1921’de kabul edilen Teşkilatı Esasiye Kanunu’nun 22. maddesindeki “vilayetler, iktisadi ve içtimai münasebetleri itibarıyla birleştirilerek Umumi Müfettişlik kıtaları vücuda getirilir” ifadesi müfettişlik geleneğinin, yeni dönemde de devam edeceğini göstermekteydi. Nitekim aynı yıl Müfettiş-i Umumilik Hakkında Kanun tasarısı bile hazırlanmıştı.

Cumhuriyetin erken dönemi ise adeta Umum Müfettişlikler zamanıydı. Bu dönem ilk uygulama olarak 1927’de Birinci Umumi Müfettişlik Teşkiline Dair Kanunla Elazığ, Urfa, Hakkari, Bitlis, Mardin, Diyarbakır, Siirt ve Van illerini kapsayan Birinci Umum Müfettişlik kurulmuştu. Kanun çıkarılırken sadece Bursa Mebusu Nureddin Paşa ret oyu vermiş; Dersim Mebusu Feridun Fikri ve Ankara Mebusu Ali Fuat Cebesoy’un da olduğu 88 milletvekili oylamaya katılmamışlardı. Yasanın kabul edildiği yıl Takriri Sükun’un süresi de iki yıl daha uzatılmıştı.

1934 yılında Edirne, Kırklareli, Tekirdağ ve Çanakkale mıntıkalarında, nafia ve iskan işlerinin esaslı bir surette tanzim ve idaresi için İkinci Umum Müfettişlik kurulmuş ve başına da ilkinde olduğu gibi yine İbrahim Tali atanmıştı. Bir yıl sonra Tali’nin yerine İzmir Valisi Kazım Dirik atanmış; 1943 yılında da bu kez Abidin Özmen getirilmişti ki o da ilk umum müfettişlikten tecrübeliydi. Bu müfettişliğin oluşumunda iskan öncelikliydi. Çünkü Trakya, Balkanlardan gelen/getirilen göçmenlerin ilk durağıydı. Kazım Dirik’in raporunda vurguladığı gibi bölgede asayiş sorunu yoktu, halk sakindi ve jandarmaya karşı hareketi yoktu. Fakat yine de Pomaklar’a, Çerkeslere, Alevilere ve Yahudilere karşı uyanık olunması gerektiğinden sözetmişti. Bu bölgede de ilkinde olduğu gibi Türklük şuuru ve dilinin yaygınlaşması ana hedefti.
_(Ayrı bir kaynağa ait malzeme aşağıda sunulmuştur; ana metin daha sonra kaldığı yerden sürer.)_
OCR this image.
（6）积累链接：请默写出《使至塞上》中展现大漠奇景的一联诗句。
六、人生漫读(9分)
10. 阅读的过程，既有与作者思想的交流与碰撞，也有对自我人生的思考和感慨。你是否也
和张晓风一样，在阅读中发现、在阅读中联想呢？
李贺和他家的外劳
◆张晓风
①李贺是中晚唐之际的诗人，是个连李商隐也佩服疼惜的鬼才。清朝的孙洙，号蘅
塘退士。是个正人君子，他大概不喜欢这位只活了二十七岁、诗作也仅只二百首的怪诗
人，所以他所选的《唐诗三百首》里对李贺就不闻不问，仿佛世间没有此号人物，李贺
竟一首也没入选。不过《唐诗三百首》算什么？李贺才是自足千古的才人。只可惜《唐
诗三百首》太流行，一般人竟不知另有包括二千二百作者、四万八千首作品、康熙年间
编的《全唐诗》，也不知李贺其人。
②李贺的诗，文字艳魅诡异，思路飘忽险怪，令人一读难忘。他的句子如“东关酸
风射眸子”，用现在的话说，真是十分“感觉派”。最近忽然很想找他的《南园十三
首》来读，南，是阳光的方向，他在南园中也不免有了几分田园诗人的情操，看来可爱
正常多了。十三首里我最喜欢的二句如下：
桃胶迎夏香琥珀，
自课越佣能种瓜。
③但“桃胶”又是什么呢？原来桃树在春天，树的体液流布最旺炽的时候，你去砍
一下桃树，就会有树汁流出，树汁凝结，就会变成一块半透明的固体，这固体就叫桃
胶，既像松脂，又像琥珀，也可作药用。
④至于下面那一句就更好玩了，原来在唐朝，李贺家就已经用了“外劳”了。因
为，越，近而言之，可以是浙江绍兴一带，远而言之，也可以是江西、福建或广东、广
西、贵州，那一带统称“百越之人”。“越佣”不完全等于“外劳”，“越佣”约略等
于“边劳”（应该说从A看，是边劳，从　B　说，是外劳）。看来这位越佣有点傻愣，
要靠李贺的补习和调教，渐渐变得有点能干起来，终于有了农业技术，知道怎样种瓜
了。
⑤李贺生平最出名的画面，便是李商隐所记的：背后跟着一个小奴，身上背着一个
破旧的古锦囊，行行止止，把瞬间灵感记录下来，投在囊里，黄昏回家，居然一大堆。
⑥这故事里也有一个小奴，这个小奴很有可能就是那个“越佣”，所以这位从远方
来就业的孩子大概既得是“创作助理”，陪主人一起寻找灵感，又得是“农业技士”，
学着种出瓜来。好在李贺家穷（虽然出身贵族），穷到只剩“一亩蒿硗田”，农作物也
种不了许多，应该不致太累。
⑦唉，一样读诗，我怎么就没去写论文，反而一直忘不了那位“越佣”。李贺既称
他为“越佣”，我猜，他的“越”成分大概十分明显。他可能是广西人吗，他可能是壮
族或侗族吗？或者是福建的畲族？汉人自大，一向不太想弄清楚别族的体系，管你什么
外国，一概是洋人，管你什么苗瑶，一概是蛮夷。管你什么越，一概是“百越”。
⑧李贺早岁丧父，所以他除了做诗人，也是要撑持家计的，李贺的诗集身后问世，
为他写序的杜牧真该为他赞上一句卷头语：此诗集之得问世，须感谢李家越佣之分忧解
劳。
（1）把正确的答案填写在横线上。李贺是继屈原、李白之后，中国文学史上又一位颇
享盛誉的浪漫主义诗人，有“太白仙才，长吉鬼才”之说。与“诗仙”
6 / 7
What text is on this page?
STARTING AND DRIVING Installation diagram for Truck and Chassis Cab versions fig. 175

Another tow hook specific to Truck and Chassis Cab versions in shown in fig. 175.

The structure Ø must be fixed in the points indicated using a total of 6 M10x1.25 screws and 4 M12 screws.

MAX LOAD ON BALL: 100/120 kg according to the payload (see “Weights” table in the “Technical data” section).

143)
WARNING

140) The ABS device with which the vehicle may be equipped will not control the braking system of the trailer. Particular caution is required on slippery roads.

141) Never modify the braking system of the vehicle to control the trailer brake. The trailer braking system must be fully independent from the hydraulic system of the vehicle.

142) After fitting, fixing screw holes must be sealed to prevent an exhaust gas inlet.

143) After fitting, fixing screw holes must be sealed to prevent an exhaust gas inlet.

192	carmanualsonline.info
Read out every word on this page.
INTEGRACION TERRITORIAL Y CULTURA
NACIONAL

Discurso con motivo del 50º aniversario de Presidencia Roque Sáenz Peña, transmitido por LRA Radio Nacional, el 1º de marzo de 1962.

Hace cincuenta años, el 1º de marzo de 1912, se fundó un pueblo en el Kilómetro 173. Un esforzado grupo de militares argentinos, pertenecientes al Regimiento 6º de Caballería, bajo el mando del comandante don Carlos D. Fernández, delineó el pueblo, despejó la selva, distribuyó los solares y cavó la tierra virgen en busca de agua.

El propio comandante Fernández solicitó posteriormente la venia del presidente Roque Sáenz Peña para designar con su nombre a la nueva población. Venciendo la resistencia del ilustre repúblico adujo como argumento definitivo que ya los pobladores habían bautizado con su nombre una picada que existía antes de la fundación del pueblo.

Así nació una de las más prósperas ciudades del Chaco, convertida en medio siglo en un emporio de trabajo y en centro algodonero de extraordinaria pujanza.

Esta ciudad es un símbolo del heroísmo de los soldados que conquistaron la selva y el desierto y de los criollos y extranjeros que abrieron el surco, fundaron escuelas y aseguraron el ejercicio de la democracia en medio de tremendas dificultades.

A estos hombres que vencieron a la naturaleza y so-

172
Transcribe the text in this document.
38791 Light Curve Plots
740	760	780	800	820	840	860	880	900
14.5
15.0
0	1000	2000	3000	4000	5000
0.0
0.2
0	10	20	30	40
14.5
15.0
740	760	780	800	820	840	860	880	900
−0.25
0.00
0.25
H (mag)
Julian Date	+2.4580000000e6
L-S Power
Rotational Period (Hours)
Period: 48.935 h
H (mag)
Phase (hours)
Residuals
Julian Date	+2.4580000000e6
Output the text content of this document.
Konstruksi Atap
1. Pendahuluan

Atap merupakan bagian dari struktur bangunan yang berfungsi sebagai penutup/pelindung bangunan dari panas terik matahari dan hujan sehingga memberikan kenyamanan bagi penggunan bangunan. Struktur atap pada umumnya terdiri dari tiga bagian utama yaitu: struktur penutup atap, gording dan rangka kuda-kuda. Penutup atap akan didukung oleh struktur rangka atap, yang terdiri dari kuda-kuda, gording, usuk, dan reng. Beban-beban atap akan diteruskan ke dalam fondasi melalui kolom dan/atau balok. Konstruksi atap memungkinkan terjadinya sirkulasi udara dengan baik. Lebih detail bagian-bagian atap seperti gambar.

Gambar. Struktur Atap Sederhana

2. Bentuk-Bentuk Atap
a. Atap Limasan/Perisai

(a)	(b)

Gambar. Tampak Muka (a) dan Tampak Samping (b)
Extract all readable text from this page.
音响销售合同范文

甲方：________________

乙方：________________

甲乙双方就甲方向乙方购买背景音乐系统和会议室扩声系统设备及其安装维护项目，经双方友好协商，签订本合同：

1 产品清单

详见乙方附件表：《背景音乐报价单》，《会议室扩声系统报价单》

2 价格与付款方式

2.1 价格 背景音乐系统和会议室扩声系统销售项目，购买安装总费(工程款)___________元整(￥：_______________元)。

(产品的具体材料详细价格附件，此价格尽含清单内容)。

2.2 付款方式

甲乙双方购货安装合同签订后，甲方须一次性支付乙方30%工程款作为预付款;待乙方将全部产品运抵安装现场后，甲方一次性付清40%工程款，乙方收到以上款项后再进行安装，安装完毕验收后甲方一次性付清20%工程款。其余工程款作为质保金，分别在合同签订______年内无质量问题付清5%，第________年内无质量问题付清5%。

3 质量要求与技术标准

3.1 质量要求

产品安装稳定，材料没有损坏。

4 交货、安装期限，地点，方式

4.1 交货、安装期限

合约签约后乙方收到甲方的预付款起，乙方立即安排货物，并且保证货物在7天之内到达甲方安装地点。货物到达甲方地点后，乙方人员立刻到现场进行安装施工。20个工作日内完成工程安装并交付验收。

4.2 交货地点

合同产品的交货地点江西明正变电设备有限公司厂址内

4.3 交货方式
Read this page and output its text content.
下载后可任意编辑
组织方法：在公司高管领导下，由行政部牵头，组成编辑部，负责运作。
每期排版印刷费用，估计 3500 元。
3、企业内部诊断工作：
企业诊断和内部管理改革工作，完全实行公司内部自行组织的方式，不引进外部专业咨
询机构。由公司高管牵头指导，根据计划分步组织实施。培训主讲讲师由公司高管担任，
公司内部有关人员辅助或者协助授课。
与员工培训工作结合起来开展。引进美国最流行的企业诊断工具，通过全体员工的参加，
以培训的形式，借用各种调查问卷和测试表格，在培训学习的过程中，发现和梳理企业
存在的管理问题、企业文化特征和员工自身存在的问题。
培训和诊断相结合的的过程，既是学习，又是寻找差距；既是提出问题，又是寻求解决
Bundan sonra iki umum müfettişlik daha kurulacaktı. 1935 yılında Gümüşhane, Çoruh, Ağrı, Kars, Erzincan, Trabzon ve Erzurum illerini kapsayan Üçüncü Umum Müfettişlik kurulmuş ve başına da yine müfettişlik tecrübeli Tahsin Uzer getirilmişti. Dördüncüsü ise 1936’da Tunceli, Bingöl, Elazığ ve Erzincan illerini kapsayacak şekilde kurulmuş; başına da aynı zamanda Tunceli Valisi görevini de üstlenen korgeneral Abdullah Alpdoğan atanmıştı.

1952 yılında Umum müfettişlik uygulamasından vazgeçildiğinde akıllarda kalan en önemli husus bütün bu uygulama alanlarının çoğunda gerçekte bir ‘asayiş’ sorunu olmadığının resmi raporlarda yer almış olmasıydı. Umum müfettişlik uygulamasının asıl nedeni gerçekte tek dil ve kültürle işleyen bir memleket yaratma arzusu idi.

Sonraki yıllarda olağanüstü idare gerekçeleri o kadar çoğaldı ki Umum Müfettişlik benzeri uygulamalar adeta olağanlaştı. İstisna, rutin hale geldi. Bu yüzden Türkiye adeta istikrarlı bir şekilde huzursuzluk mekanı olarak kaldı. Bugünün örtük gündemindeki olağanüstü hal hevesi işte bu tarihsel tecrübenin mirasıdır.